Infelizmente no Brasil ainda não existe uma lei que defina ou puna violência obstétrica, porém a Organização Mundial da Saúde (OMS) defende que isso deve ser tratado como uma violação dos direitos humanos. Em 2011, foi sancionada a Rede Cegonha, que se trata de uma estratégia ofertada pelo Mistério da Saúde e tem como intuito oferecer aos estados e municípios condições, sejam elas profissionais ou estruturais, para que haja uma ampliação do acompanhamento às gestantes de forma humanizada do pré-natal ao parto, o que reduziu as taxas de violência obstétrica, além de muitos hospitais já possuírem um setor próprio voltado para a ampliação da humanização no cuidado.

Podemos afirmar que essas mudanças foram e são de grande valia no que diz respeito ao acolhimento de gestantes e prevenção da violência obstétrica, mas ainda há muito o que se fazer.

Autora: Yasmin Clara Fernandes

O texto é de total responsabilidade do autor e não representa a visão da sanar sobre o assunto.

Observação: esse material foi produzido durante vigência do Programa de colunistas Sanar.
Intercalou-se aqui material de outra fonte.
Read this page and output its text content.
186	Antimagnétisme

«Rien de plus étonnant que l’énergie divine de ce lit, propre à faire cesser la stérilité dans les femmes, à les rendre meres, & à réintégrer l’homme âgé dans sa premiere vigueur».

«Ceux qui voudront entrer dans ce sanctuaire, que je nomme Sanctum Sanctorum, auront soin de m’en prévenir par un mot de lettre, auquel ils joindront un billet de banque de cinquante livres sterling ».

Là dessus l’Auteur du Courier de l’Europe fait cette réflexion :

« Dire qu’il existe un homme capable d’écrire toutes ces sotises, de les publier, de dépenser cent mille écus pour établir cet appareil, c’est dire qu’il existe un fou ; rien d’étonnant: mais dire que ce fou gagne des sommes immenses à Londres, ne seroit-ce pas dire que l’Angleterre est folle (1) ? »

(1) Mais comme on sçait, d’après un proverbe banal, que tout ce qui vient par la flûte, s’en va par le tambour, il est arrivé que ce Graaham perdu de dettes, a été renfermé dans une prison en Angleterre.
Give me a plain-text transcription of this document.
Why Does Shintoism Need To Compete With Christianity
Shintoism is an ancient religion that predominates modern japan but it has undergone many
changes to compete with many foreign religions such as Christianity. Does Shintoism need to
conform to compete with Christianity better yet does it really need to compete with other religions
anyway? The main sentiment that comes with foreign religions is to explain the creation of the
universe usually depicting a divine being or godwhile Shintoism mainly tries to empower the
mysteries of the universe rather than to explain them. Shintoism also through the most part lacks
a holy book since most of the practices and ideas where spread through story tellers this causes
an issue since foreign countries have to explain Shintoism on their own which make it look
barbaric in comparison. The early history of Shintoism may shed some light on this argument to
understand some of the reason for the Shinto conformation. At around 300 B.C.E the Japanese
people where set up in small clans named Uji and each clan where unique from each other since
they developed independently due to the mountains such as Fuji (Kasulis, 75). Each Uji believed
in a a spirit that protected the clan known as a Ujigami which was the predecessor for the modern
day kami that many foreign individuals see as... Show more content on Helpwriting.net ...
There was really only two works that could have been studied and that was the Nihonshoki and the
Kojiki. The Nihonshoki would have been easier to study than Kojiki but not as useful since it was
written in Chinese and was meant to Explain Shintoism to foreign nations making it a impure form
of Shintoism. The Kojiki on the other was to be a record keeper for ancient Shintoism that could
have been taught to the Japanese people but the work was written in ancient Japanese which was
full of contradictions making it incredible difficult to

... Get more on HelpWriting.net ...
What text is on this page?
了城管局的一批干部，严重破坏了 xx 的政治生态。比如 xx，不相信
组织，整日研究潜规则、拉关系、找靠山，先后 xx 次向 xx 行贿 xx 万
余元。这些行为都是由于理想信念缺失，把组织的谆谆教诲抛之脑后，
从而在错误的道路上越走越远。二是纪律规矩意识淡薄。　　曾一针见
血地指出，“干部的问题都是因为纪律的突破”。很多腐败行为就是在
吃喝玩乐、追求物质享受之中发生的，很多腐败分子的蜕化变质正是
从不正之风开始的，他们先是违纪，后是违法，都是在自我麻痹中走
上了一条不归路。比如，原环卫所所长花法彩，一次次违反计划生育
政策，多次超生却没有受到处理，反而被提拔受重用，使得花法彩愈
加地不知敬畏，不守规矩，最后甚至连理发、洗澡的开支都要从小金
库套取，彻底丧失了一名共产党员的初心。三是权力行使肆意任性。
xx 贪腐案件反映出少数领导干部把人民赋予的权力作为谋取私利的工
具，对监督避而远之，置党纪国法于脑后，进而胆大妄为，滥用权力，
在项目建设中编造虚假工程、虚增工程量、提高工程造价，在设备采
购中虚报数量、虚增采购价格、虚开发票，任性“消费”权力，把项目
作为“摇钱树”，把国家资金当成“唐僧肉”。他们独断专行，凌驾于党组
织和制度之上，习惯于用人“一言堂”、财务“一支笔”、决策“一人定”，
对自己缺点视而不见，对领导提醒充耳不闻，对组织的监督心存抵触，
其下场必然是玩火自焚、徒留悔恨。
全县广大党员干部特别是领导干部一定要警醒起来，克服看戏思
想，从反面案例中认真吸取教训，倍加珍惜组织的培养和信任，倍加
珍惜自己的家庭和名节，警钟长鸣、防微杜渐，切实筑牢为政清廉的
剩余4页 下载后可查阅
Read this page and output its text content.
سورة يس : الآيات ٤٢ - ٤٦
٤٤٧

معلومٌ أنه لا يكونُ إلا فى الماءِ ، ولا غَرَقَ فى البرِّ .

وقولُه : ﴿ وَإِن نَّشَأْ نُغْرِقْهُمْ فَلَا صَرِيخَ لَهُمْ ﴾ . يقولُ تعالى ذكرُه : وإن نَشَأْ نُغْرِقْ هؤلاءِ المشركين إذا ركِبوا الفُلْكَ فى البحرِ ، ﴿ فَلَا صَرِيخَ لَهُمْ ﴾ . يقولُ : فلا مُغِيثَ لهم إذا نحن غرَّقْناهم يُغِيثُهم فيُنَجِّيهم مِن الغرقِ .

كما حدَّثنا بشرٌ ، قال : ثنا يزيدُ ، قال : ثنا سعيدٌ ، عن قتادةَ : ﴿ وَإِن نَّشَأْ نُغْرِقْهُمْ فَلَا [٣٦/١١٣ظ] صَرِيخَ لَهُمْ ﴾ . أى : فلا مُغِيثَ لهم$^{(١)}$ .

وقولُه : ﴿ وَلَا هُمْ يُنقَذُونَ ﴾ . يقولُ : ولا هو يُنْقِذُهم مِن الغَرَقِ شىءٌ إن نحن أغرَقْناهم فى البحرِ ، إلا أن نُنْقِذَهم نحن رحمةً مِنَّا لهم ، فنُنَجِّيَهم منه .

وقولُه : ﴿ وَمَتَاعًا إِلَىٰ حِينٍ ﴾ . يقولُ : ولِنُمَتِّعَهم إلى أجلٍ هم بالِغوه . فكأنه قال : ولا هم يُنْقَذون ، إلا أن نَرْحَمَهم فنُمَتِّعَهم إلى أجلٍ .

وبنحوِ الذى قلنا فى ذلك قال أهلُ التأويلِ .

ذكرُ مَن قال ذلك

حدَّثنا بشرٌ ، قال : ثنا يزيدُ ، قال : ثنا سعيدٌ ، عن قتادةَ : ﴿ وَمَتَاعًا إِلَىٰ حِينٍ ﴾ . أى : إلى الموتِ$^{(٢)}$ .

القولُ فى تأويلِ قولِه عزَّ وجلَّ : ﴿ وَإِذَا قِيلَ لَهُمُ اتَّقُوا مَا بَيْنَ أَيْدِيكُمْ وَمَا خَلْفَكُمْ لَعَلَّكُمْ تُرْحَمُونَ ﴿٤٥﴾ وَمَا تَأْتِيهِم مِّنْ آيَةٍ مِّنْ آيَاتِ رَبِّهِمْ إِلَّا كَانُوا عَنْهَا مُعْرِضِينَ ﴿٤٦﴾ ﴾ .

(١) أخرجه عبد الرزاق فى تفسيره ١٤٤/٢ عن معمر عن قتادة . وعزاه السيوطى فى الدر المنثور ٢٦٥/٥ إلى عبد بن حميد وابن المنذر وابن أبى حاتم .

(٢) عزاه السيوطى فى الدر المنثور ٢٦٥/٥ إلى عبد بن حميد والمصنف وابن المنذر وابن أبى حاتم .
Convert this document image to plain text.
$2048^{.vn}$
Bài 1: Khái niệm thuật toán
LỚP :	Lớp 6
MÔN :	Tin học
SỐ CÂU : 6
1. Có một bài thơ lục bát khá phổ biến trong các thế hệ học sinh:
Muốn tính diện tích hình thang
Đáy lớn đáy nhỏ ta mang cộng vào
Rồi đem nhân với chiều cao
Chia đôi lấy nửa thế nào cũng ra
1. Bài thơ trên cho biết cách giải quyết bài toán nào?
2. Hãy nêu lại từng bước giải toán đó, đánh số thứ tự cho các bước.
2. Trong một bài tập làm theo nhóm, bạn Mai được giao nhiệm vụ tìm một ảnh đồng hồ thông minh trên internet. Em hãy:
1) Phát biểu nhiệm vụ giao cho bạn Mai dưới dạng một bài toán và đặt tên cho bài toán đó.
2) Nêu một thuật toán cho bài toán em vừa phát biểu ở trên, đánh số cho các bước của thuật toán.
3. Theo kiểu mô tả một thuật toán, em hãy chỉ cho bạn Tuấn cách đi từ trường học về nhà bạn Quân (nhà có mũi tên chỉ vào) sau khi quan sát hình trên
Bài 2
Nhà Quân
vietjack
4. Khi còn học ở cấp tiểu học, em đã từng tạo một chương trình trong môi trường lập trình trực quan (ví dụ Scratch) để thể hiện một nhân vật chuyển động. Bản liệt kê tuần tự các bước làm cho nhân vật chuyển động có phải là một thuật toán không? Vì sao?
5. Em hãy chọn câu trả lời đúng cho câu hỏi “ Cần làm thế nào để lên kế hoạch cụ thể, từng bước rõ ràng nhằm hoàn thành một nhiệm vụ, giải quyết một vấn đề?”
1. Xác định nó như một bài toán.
A iniciativa foi descontinuada em junho de 2022, mas a Sanar decidiu preservar todo o histórico e trabalho realizado por reconhecer o esforço empenhado pelos participantes e o valor do conteúdo produzido.


Referências Bibliográficas

ANDRADE, Briena Padilha; AGGIO, Cristiane de Melo. Violência obstétrica: a dor que cala. Anais do III Simpósio Gênero e Políticas Públicas. Londrina: Universidade Estadual de Londrina, 2014.

DO PRINCÍPIO, Rede Parto. Violência obstétrica “parirás com dor”. 2012.

LANSKY, Sônia et al. Violência obstétrica: influência da Exposição Sentidos do Nascer na vivência das gestantes. Ciência & Saúde Coletiva, v. 24, p. 2811-2824, 2019.

MEDINA, Graciela. Violencia obstétrica. Revista de Derecho y Familia de las Personas, v. 4, n. 1, p. 1-4, 2009.

PEREIRA, Carlota; DOMÍNGUEZ, Alexa; TORO, Judith. Violencia obstétrica desde la perspectiva de la paciente. Revista de Obstetricia y Ginecología de Venezuela, v. 75, n. 2, p. 081-090, 2015.